I am all new into this, and before i post this, I PROMISE I have searched the web for 3 days to find a solution. The thing is that I had almost no knowledge in linux/ubuntu/debian, but I just jumped right into it.
Here is my setup:
I have one PI (A) running debian, I installed let’s encrypt on this, with a duckdns to my home IP address and i works fine and everything. My router is forwarded from port 448 (https) to the this service on this PI(A).
Then I have another PI (B) running debian, and a webserver and several domains.
This is what is want:
I don’t want to use the duckdns domain any more, I have my own domain that i want to use.
I want to host https sites the PI(B) running webserver, and I want the service running on the PI(A) to be https as well.
I used a tutorial guide to setup let’s encrypt on the PI (A), so I kind of know what it’s all about, but I have no idea where to start on solving this problem.
Let me know if you need any additional information.
I apologize for my English and my lack of know-how, hope someone understands my situation and can help.
How are you expecting to distinguish between the two sites once they are both set up? How will you indicate that you want to access one of the Pis as opposed to the other one?
Hi! So, this is not a particularly straighforward question, and the answer depends heavily on what web server you’re using. The problem is, unless you have a very smart router (you probably don’t, they cost a lot), it’s going to have no way of knowing which host to forward traffic to based on URL. (There’s also the issue of the TLS handshake but we won’t worry about that quite yet.) So, what you’re basically going to have to do is pick one of the two Pi’s to be the outward-facing web server - probably the beefier of the two on memory, although it’s not really a big deal. This one will be configured as a “reverse proxy” for the other.
Example time! Let’s say you make A the outward-facing one serving apples.com and B the proxied server serving blueberries.com. You will need to forward 443 (not 448 - HTTPS is 443) to A. A will then need to have a certificate with bothapples.com and blueberries.com on the same cert. In your web server config, you’ll have apples.com set up like normal, and blueberries.com set to proxy requests to B.
I do this exact same thing with nginx, the directive you would use for A forwarding to B is proxy_pass https://blueberries.com/ inside the server block for blueberries.com on A’s config.

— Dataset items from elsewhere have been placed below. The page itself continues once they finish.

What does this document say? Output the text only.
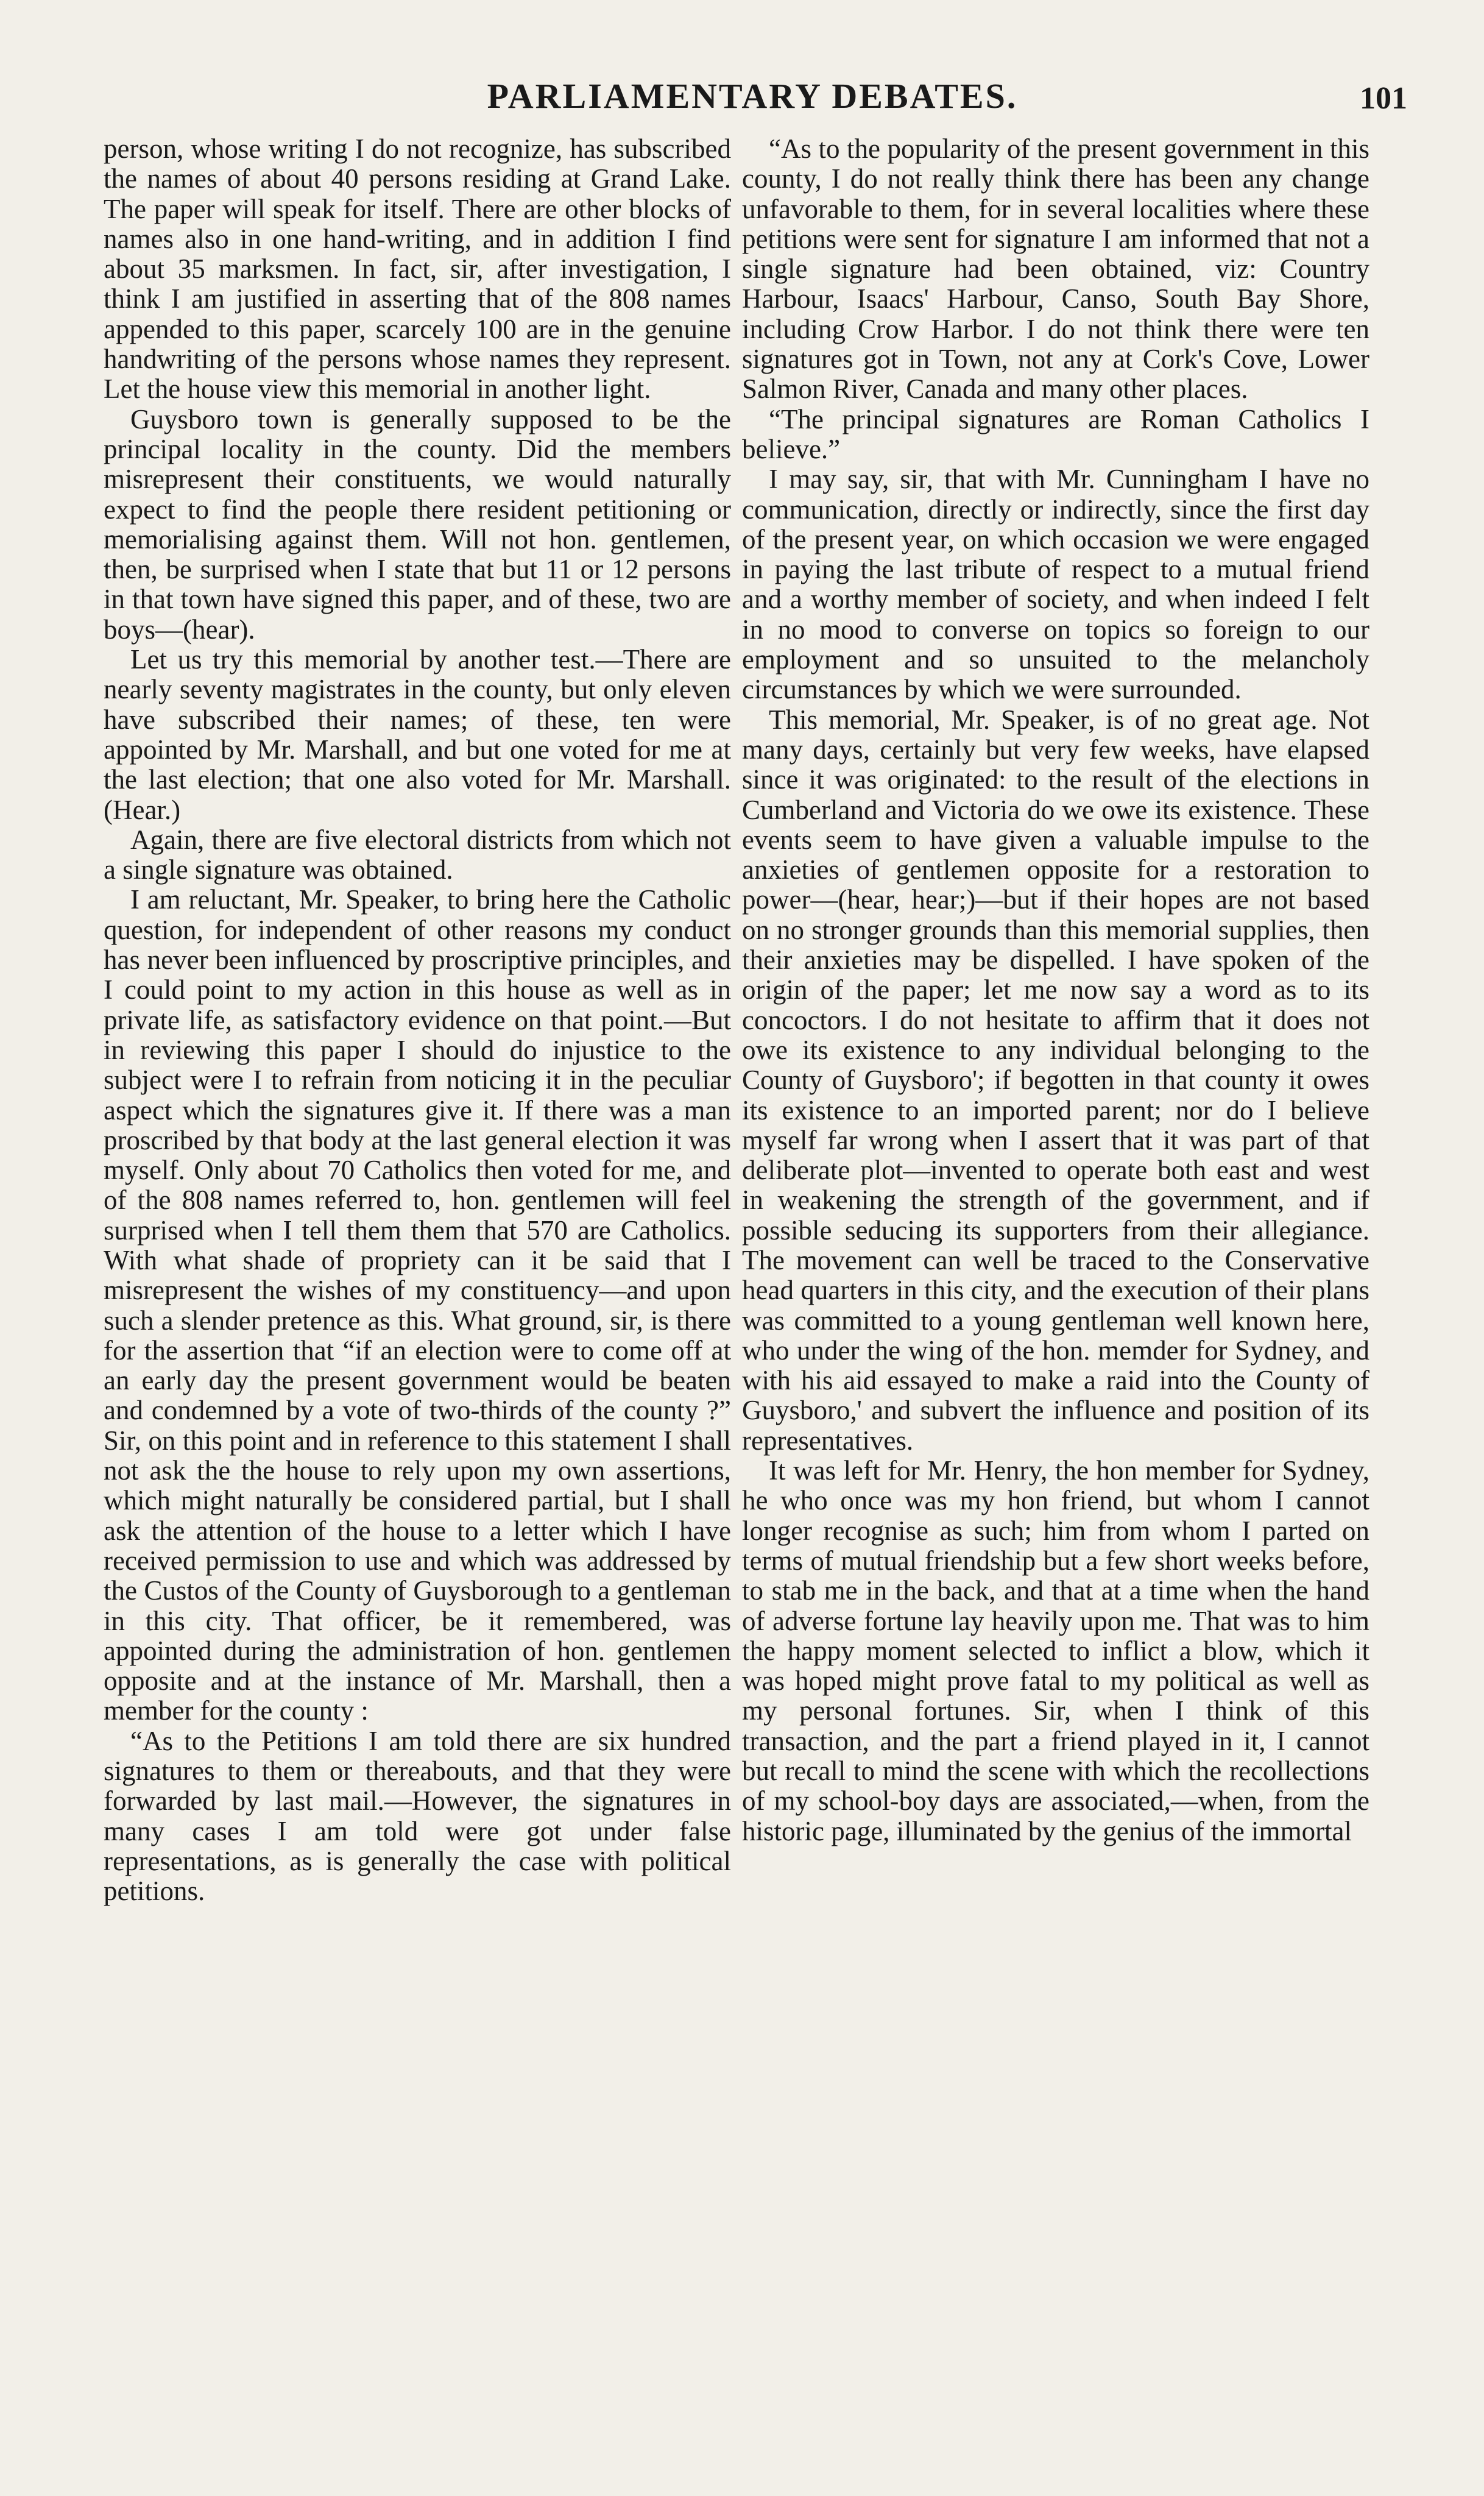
PARLIAMENTARY DEBATES.	101

person, whose writing I do not recognize, has subscribed the names of about 40 persons residing at Grand Lake. The paper will speak for itself. There are other blocks of names also in one hand-writing, and in addition I find about 35 marksmen. In fact, sir, after investigation, I think I am justified in asserting that of the 808 names appended to this paper, scarcely 100 are in the genuine handwriting of the persons whose names they represent. Let the house view this memorial in another light.

Guysboro town is generally supposed to be the principal locality in the county. Did the members misrepresent their constituents, we would naturally expect to find the people there resident petitioning or memorialising against them. Will not hon. gentlemen, then, be surprised when I state that but 11 or 12 persons in that town have signed this paper, and of these, two are boys—(hear).

Let us try this memorial by another test.—There are nearly seventy magistrates in the county, but only eleven have subscribed their names; of these, ten were appointed by Mr. Marshall, and but one voted for me at the last election; that one also voted for Mr. Marshall. (Hear.)

Again, there are five electoral districts from which not a single signature was obtained.

I am reluctant, Mr. Speaker, to bring here the Catholic question, for independent of other reasons my conduct has never been influenced by proscriptive principles, and I could point to my action in this house as well as in private life, as satisfactory evidence on that point.—But in reviewing this paper I should do injustice to the subject were I to refrain from noticing it in the peculiar aspect which the signatures give it. If there was a man proscribed by that body at the last general election it was myself. Only about 70 Catholics then voted for me, and of the 808 names referred to, hon. gentlemen will feel surprised when I tell them them that 570 are Catholics. With what shade of propriety can it be said that I misrepresent the wishes of my constituency—and upon such a slender pretence as this. What ground, sir, is there for the assertion that “if an election were to come off at an early day the present government would be beaten and condemned by a vote of two-thirds of the county ?” Sir, on this point and in reference to this statement I shall not ask the the house to rely upon my own assertions, which might naturally be considered partial, but I shall ask the attention of the house to a letter which I have received permission to use and which was addressed by the Custos of the County of Guysborough to a gentleman in this city. That officer, be it remembered, was appointed during the administration of hon. gentlemen opposite and at the instance of Mr. Marshall, then a member for the county :

“As to the Petitions I am told there are six hundred signatures to them or thereabouts, and that they were forwarded by last mail.—However, the signatures in many cases I am told were got under false representations, as is generally the case with political petitions.

“As to the popularity of the present government in this county, I do not really think there has been any change unfavorable to them, for in several localities where these petitions were sent for signature I am informed that not a single signature had been obtained, viz: Country Harbour, Isaacs' Harbour, Canso, South Bay Shore, including Crow Harbor. I do not think there were ten signatures got in Town, not any at Cork's Cove, Lower Salmon River, Canada and many other places.

“The principal signatures are Roman Catholics I believe.”

I may say, sir, that with Mr. Cunningham I have no communication, directly or indirectly, since the first day of the present year, on which occasion we were engaged in paying the last tribute of respect to a mutual friend and a worthy member of society, and when indeed I felt in no mood to converse on topics so foreign to our employment and so unsuited to the melancholy circumstances by which we were surrounded.

This memorial, Mr. Speaker, is of no great age. Not many days, certainly but very few weeks, have elapsed since it was originated: to the result of the elections in Cumberland and Victoria do we owe its existence. These events seem to have given a valuable impulse to the anxieties of gentlemen opposite for a restoration to power—(hear, hear;)—but if their hopes are not based on no stronger grounds than this memorial supplies, then their anxieties may be dispelled. I have spoken of the origin of the paper; let me now say a word as to its concoctors. I do not hesitate to affirm that it does not owe its existence to any individual belonging to the County of Guysboro'; if begotten in that county it owes its existence to an imported parent; nor do I believe myself far wrong when I assert that it was part of that deliberate plot—invented to operate both east and west in weakening the strength of the government, and if possible seducing its supporters from their allegiance. The movement can well be traced to the Conservative head quarters in this city, and the execution of their plans was committed to a young gentleman well known here, who under the wing of the hon. memder for Sydney, and with his aid essayed to make a raid into the County of Guysboro,' and subvert the influence and position of its representatives.

It was left for Mr. Henry, the hon member for Sydney, he who once was my hon friend, but whom I cannot longer recognise as such; him from whom I parted on terms of mutual friendship but a few short weeks before, to stab me in the back, and that at a time when the hand of adverse fortune lay heavily upon me. That was to him the happy moment selected to inflict a blow, which it was hoped might prove fatal to my political as well as my personal fortunes. Sir, when I think of this transaction, and the part a friend played in it, I cannot but recall to mind the scene with which the recollections of my school-boy days are associated,—when, from the historic page, illuminated by the genius of the immortal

as @jared.m pointed out what if you have two different domains a.com and b.com resolving to the same public IP (which you seem to do) then you need to use a layer 7 proxy to control the traffic
There are several ways of solving this
The easiest way is to use a third raspberry pi as a dedicated load balancer. at $35 a pop it’s not a biggie
A) Router HTTP/HTTPS --> RPI3 - SITE A -> RPI1
- SITE B -> RPI2
Because RPI3 is the “Front Facing Server” you can configure SSL on this server only as the backend connections (to RPI1 and RPI2)
You can also have end to end encryption and install certificates on both of these as well
B) With Two Raspberry PI
Router --> RPI1 --> SITE B -> RPI2
RPI1 will need to write a reverse proxy
C) What software to use for Layer 7 proxying
As @jared.m suggested NGINX is a good proposal however recently I have started using Caddy web server for these kinds of problems.
Hi @jared.m, schoen
Thanks for taking the time to answer my questions.
@ahaw021 Your A solution might actually be something I think I would be able to setup with my level of experience. Or at least I think I understand it.
But guys, what if I just moved my home automation-service from PI(A) to PI(B) and only run on one machine (all though I would rather not). How do I move the certificates to PI(B) or delete it, and how do i change the domain that I wanted to change? If I just delete the files and the certificate expires, can I just start over like I did the first time with a new domain?
About removing from PI(A) can you help me, like with what commands I a have to run?